Hoy la fiesta milenaria del desierto recaba un ejército de dispositivos tecnológicos que alteran las relaciones sociales jibarizando la cultura y la condición humana misma. Expande un denso interfaz inmersivo, de corte «digitalizante», que alarga el tiempo de trabajo a costa del personal, social y familiar. Obviamente sin tiempo de lectura, y sin sosiego, no hay literatura que valga. La comunicación se comprime en lecturas apresuradas y superficiales de 280 caracteres. Followers e instagramers ágrafos hacen recomendaciones sin juicio, y, de otro lado, el intelectual se descompromete de lo que es y debe, erigiéndose en especie zoológica. Con estos mimbres, poetas y poemarios se vuelven anécdotas, y la buena literatura se reduce a minorías; anaqueles de visualización vertical.

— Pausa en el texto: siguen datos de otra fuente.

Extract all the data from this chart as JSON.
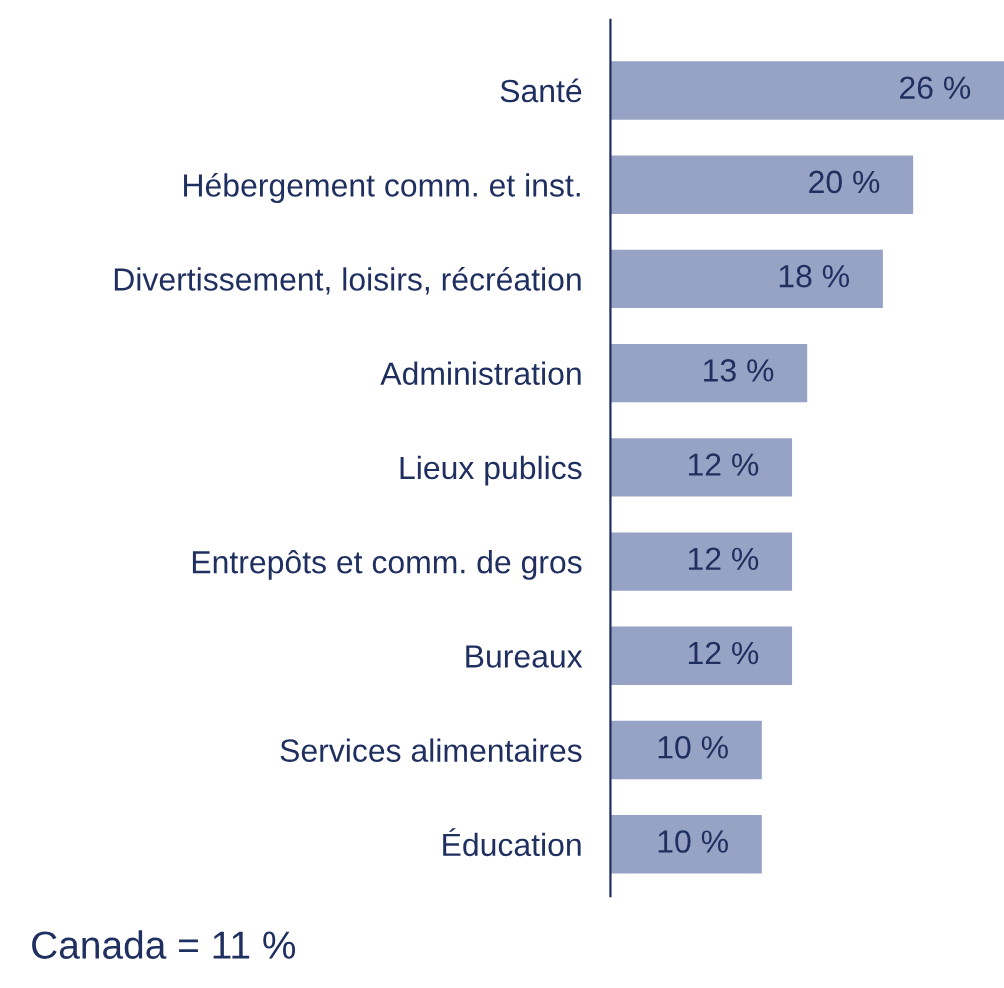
{
  "chart_data": {
    "type": "bar",
    "orientation": "horizontal",
    "categories": [
      "Santé",
      "Hébergement comm. et inst.",
      "Divertissement, loisirs, récréation",
      "Administration",
      "Lieux publics",
      "Entrepôts et comm. de gros",
      "Bureaux",
      "Services alimentaires",
      "Éducation"
    ],
    "values": [
      26,
      20,
      18,
      13,
      12,
      12,
      12,
      10,
      10
    ],
    "value_labels": [
      "26 %",
      "20 %",
      "18 %",
      "13 %",
      "12 %",
      "12 %",
      "12 %",
      "10 %",
      "10 %"
    ],
    "color": "#97a3c4",
    "xlim": [
      0,
      26
    ],
    "tick_labels": "y",
    "grid": false,
    "legend": false,
    "annotations": [
      "Canada = 11 %"
    ]
  }
}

Se quiera o no reconocer, si la cultura jibariza pusilánimemente, la libertad queda herida de muerte. La gran paradoja del milenio es que los avances en libertades apuren vastos retrocesos de alienación, insolidaridad, incomunicación y aislamiento. Las fiestas de la digitalidad secuestran los ojos opiáceos; y de seguido, encapsulan sus auras. Golpes Bajos también lo avizoró magistralmente: «No mires a los ojos de la gente/ me dan miedo, siempre mienten/ escóndete en el cuerpo de los huéspedes/ todo está oscuro, no pueden verte». Lo peor es que puede ir a peor.